Greenplum implementation plan and pg Similar, but because gp is distributed shared nothing architecture, the implementation plan and the inevitable pg or some difference.
gp view SQL execution plan by also explain the statement, the syntax is as follows:
Command: EXPLAIN
Description: show the execution plan of a statement
Syntax:
EXPLAIN [ ANALYZE ] [ VERBOSE ] statement
Compared to explain the statement options pg less verbose and analyze only two options, the role are:
analyze: executing the command and displays the actual time.
verbose: Displays the query inside the actual structure of the tree, rather than a simple summary.
Distributed execution plan:
Shared Nothing architecture features in gp is: absolutely not share the underlying data, each segment is only part of the data, all nodes are connected through a network.
- redistribution of broadcast
because the data gp is distributed in different segment, so how data is coming together becomes very crucial, which will be designed to migrate data, that redistribution and broadcasting.

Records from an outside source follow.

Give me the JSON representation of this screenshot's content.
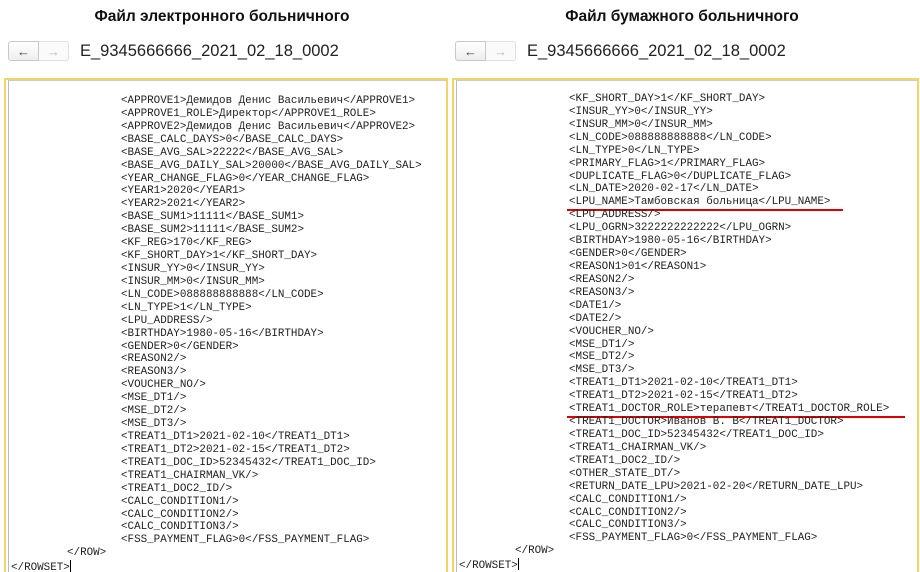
{
  "left": {
    "title": "Файл электронного больничного",
    "filename": "E_9345666666_2021_02_18_0002",
    "lines": [
      "<APPROVE1>Демидов Денис Васильевич</APPROVE1>",
      "<APPROVE1_ROLE>Директор</APPROVE1_ROLE>",
      "<APPROVE2>Демидов Денис Васильевич</APPROVE2>",
      "<BASE_CALC_DAYS>0</BASE_CALC_DAYS>",
      "<BASE_AVG_SAL>22222</BASE_AVG_SAL>",
      "<BASE_AVG_DAILY_SAL>20000</BASE_AVG_DAILY_SAL>",
      "<YEAR_CHANGE_FLAG>0</YEAR_CHANGE_FLAG>",
      "<YEAR1>2020</YEAR1>",
      "<YEAR2>2021</YEAR2>",
      "<BASE_SUM1>11111</BASE_SUM1>",
      "<BASE_SUM2>11111</BASE_SUM2>",
      "<KF_REG>170</KF_REG>",
      "<KF_SHORT_DAY>1</KF_SHORT_DAY>",
      "<INSUR_YY>0</INSUR_YY>",
      "<INSUR_MM>0</INSUR_MM>",
      "<LN_CODE>088888888888</LN_CODE>",
      "<LN_TYPE>1</LN_TYPE>",
      "<LPU_ADDRESS/>",
      "<BIRTHDAY>1980-05-16</BIRTHDAY>",
      "<GENDER>0</GENDER>",
      "<REASON2/>",
      "<REASON3/>",
      "<VOUCHER_NO/>",
      "<MSE_DT1/>",
      "<MSE_DT2/>",
      "<MSE_DT3/>",
      "<TREAT1_DT1>2021-02-10</TREAT1_DT1>",
      "<TREAT1_DT2>2021-02-15</TREAT1_DT2>",
      "<TREAT1_DOC_ID>52345432</TREAT1_DOC_ID>",
      "<TREAT1_CHAIRMAN_VK/>",
      "<TREAT1_DOC2_ID/>",
      "<CALC_CONDITION1/>",
      "<CALC_CONDITION2/>",
      "<CALC_CONDITION3/>",
      "<FSS_PAYMENT_FLAG>0</FSS_PAYMENT_FLAG>"
    ],
    "row_close": "</ROW>",
    "rowset_close": "</ROWSET>"
  },
  "right": {
    "title": "Файл бумажного больничного",
    "filename": "E_9345666666_2021_02_18_0002",
    "lines": [
      "<KF_SHORT_DAY>1</KF_SHORT_DAY>",
      "<INSUR_YY>0</INSUR_YY>",
      "<INSUR_MM>0</INSUR_MM>",
      "<LN_CODE>088888888888</LN_CODE>",
      "<LN_TYPE>0</LN_TYPE>",
      "<PRIMARY_FLAG>1</PRIMARY_FLAG>",
      "<DUPLICATE_FLAG>0</DUPLICATE_FLAG>",
      "<LN_DATE>2020-02-17</LN_DATE>",
      "<LPU_NAME>Тамбовская больница</LPU_NAME>",
      "<LPU_ADDRESS/>",
      "<LPU_OGRN>3222222222222</LPU_OGRN>",
      "<BIRTHDAY>1980-05-16</BIRTHDAY>",
      "<GENDER>0</GENDER>",
      "<REASON1>01</REASON1>",
      "<REASON2/>",
      "<REASON3/>",
      "<DATE1/>",
      "<DATE2/>",
      "<VOUCHER_NO/>",
      "<MSE_DT1/>",
      "<MSE_DT2/>",
      "<MSE_DT3/>",
      "<TREAT1_DT1>2021-02-10</TREAT1_DT1>",
      "<TREAT1_DT2>2021-02-15</TREAT1_DT2>",
      "<TREAT1_DOCTOR_ROLE>терапевт</TREAT1_DOCTOR_ROLE>",
      "<TREAT1_DOCTOR>Иванов В. В</TREAT1_DOCTOR>",
      "<TREAT1_DOC_ID>52345432</TREAT1_DOC_ID>",
      "<TREAT1_CHAIRMAN_VK/>",
      "<TREAT1_DOC2_ID/>",
      "<OTHER_STATE_DT/>",
      "<RETURN_DATE_LPU>2021-02-20</RETURN_DATE_LPU>",
      "<CALC_CONDITION1/>",
      "<CALC_CONDITION2/>",
      "<CALC_CONDITION3/>",
      "<FSS_PAYMENT_FLAG>0</FSS_PAYMENT_FLAG>"
    ],
    "row_close": "</ROW>",
    "rowset_close": "</ROWSET>",
    "highlighted_lines": [
      8,
      24
    ]
  },
  "nav": {
    "back_icon": "←",
    "forward_icon": "→"
  },
  "colors": {
    "panel_border": "#f3d36a",
    "highlight": "#e00000"
  }
}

Broadcast: transmitting a table of all data on each segment to segment all, this is equivalent to the total amount of each segment has data.
Redistribution: When you need to cross-correlation and aggregation of libraries, when data can not meet the conditions of broadcasting, this time gp redistribution will select data, select the new distribution key (associated with key) to re-break the data re-distributed to all segment on.
Pg distributed execution plan in the execution plan as compared to some more different terms, namely:
. 1, Gather Motion (N:. 1)
polymerization operation, the data on the polymerization of N nodes to the same node.
postgres=# EXPLAIN select * from t3 join t2 on t3.id=t2.id+100 limit 10;
QUERY PLAN
--------------------------------------------------------------------------------------------------------------------
Limit (cost=24028.00..24028.69 rows=10 width=74)
-> Gather Motion 2:1 (slice2; segments: 2) (cost=24028.00..24028.69 rows=10 width=74)
-> Limit (cost=24028.00..24028.49 rows=5 width=74)
-> Hash Join (cost=24028.00..72660.00 rows=500000 width=74)
Hash Cond: (t2.id + 100) = t3.id
-> Redistribute Motion 2:2 (slice1; segments: 2) (cost=0.00..31132.00 rows=500000 width=37)
Hash Key: t2.id + 100
-> Append-only Columnar Scan on t2 (cost=0.00..11132.00 rows=500000 width=37)
-> Hash (cost=11528.00..11528.00 rows=500000 width=37)
-> Append-only Scan on t3 (cost=0.00..11528.00 rows=500000 width=37)
Optimizer status: legacy query optimizer
(11 rows)
2, Broadcast Motion (N: N )
broadcasts, to a table of data on each node to all portions of the full segment.
3, Redistribute Motion (N: N )
redistribution, redistribute the data back to all break segment. In general often occurs: when the association, group by, other windowing function.
4, Slice
slice. gp when implementing distributed execution plan, SQL will be split into multiple slice, each slice is part of a single SQL database to perform.